Son olarak, “liderlik” Türkiye siyasetinde belirleyici bir faktör. Etkili programlar kadar bu programları kimin uygulayacağı, partilerin yönetimi devralırsa kriz çözebilecek güven veren kadrolara sahip olduğu bugünden çok net bir biçimde halka aktarılabilmeli. MetroPoll’e göre CHP'nin iyi bir kadrosu ve ekibi var diyenler % 35,5 iken, İYİ Parti için bu oran %39,6 (Şubat 2021). Gözlemlediğim kadarıyla Gelecek ve DEVA Partileri ekonomi kurmaylarını çok daha etkili kullanabiliyorlar. CHP ve İYİ Parti’nin ise bu alanda daha etkin olmaya ihtiyacı var.

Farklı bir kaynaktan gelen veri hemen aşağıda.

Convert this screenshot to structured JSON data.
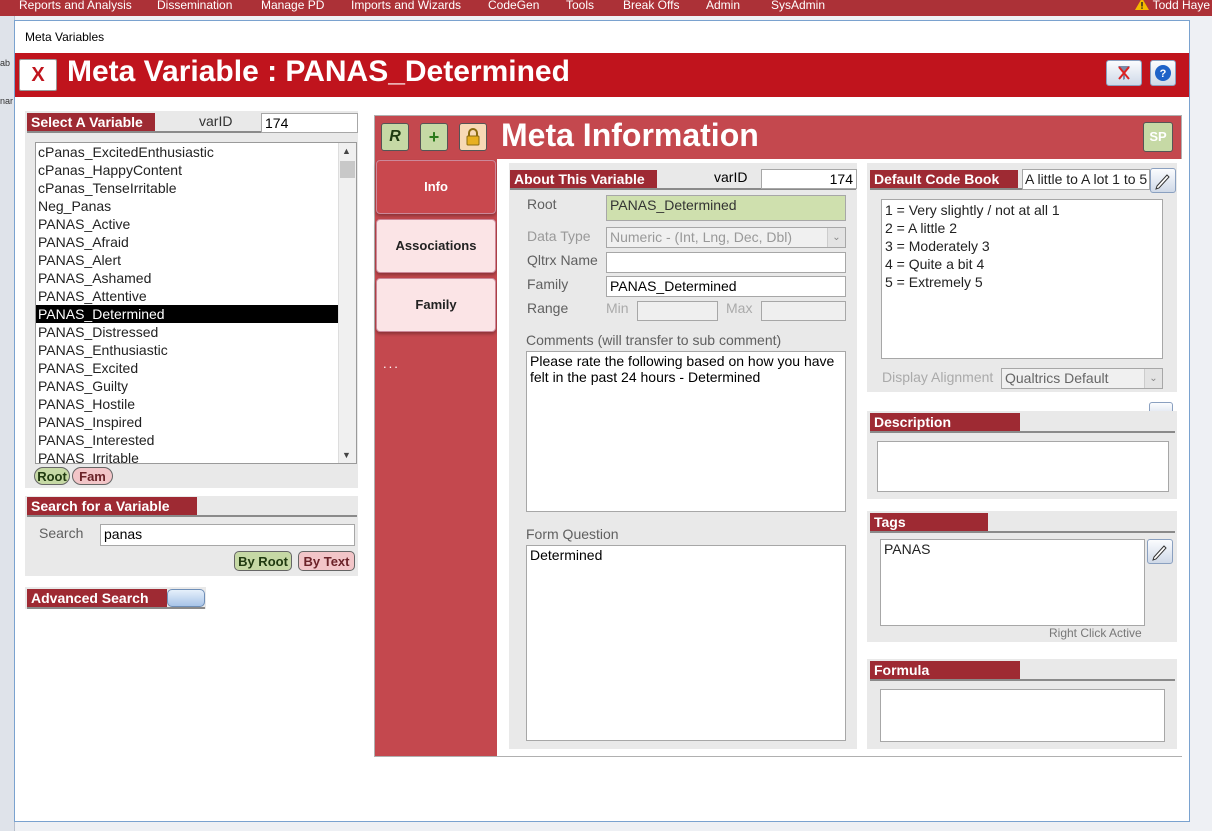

Tüm bu tabloda siyasal muhalefetin “artık gidiyorlar” söylemine kulaklarını tıkayarak “biz ülkeyi böyle yöneteceğiz” vurgusu etrafında bir seferberlik oluşturması gerekiyor. Türkiye küresel bir dönüşümün eşiğinde kendi makus talihi ile mücadele ediyor ve bu mücadelenin başarıya ulaşması için o dönüşümün bir parçası olmak şart. Bu tarihi sorumluluk ise mevcut şartlarda Türkiye muhalefetinin sırtında.